Overview

Group Members of Dusty Plasma
Rick Kohnert, Scott Robertson, and Scott Knappmiller with the two rocket payloads for noctilucent cloud particles.

Dusty plasma is plasma containing small particles in suspension. In industry, dust is a contaminant and this is a motivation for its removal from semiconductor processing lines, smokestacks, and diesel exhausts. In nature, the ionosphere contains dust from the ablation of meteors, planets have rings of dust that are charged by solar wind particles trapped in their magnetospheres, and objects without magnetospheres (the Moon and Eros, for example) have dusty surfaces that are charged by solar wind particles and by photoelectric emission.
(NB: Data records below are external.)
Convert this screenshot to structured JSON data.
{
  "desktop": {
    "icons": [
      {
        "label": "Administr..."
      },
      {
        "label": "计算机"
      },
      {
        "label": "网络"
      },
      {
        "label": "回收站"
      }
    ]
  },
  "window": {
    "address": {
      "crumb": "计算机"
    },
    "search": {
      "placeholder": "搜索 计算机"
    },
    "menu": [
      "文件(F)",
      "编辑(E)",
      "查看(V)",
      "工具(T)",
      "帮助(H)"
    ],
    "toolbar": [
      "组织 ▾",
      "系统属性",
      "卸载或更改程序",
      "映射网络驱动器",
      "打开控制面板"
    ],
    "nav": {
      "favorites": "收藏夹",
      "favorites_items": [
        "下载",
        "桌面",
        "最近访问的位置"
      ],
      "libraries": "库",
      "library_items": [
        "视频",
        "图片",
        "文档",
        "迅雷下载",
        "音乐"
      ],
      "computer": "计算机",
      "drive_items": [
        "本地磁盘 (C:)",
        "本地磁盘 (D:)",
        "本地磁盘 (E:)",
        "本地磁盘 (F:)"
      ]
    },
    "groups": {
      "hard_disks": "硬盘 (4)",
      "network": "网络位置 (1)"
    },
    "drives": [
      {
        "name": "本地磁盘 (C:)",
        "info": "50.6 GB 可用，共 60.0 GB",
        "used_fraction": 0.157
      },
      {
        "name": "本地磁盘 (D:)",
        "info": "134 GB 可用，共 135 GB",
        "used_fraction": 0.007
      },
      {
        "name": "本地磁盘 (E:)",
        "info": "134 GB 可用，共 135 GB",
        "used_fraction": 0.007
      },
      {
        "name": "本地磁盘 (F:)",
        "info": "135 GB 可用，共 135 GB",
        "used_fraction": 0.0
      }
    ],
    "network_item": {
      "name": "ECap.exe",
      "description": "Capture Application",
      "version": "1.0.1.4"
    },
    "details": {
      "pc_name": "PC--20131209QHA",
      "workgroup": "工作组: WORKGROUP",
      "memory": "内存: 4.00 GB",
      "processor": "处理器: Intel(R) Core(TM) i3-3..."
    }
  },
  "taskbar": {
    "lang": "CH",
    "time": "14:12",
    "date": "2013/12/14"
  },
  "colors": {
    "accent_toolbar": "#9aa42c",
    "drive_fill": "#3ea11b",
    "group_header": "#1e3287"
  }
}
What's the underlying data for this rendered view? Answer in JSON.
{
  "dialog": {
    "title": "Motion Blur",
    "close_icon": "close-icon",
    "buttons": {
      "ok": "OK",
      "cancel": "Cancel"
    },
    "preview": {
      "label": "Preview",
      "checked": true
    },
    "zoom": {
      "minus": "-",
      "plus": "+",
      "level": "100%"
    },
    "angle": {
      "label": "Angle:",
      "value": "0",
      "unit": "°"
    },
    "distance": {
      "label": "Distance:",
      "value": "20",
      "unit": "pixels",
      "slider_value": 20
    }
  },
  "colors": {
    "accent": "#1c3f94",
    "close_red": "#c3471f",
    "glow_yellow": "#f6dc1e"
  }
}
Our research on dusty plasmas has been motivated by these naturally occurring plasmas. There are five major areas to our research.

Noctilucent Cloud
Noctilucent cloud in the summer polar mesosphere.
  1. The largest research project is the development and launch of rocket-borne probes to detect the dust in the mesosphere from meteor ablation and the larger noctilucent cloud particles that form in the arctic summer when ice nucleates and grows on these particles.
  2. Dust is placed on surfaces in laboratory plasma with UV illumination to find the charge that accumulates. The charge can cause the dust to stick harder to the surface or to be lifted from it. The motivation is to understand the dust hazard that is faced by instruments and astronauts on the moon.
  3. "Smoky plasma" is generated by evaporating and condensing metal vapor and adding these nanoparticles to plasma. These particles mimic the meteoritic particles in the ionosphere and allow study of charge balance in plasma when there are solid particles.
  4. Our research makes extensive use of probe methods for plasma and the data are used in developing models for particle and energy balance. The improvement of probe methods and plasma modeling is done in parallel with the dusty plasma research.
  5. We are developing a mass analyzer (LAMA) for a deep-space probe that will find the elemental composition of impacting interplanetary and interstellar dust. The impacts produce a puff of plasma which is directed into a time-of-flight mass analyzer. The data reveal which elements are present and their isotopic ratios.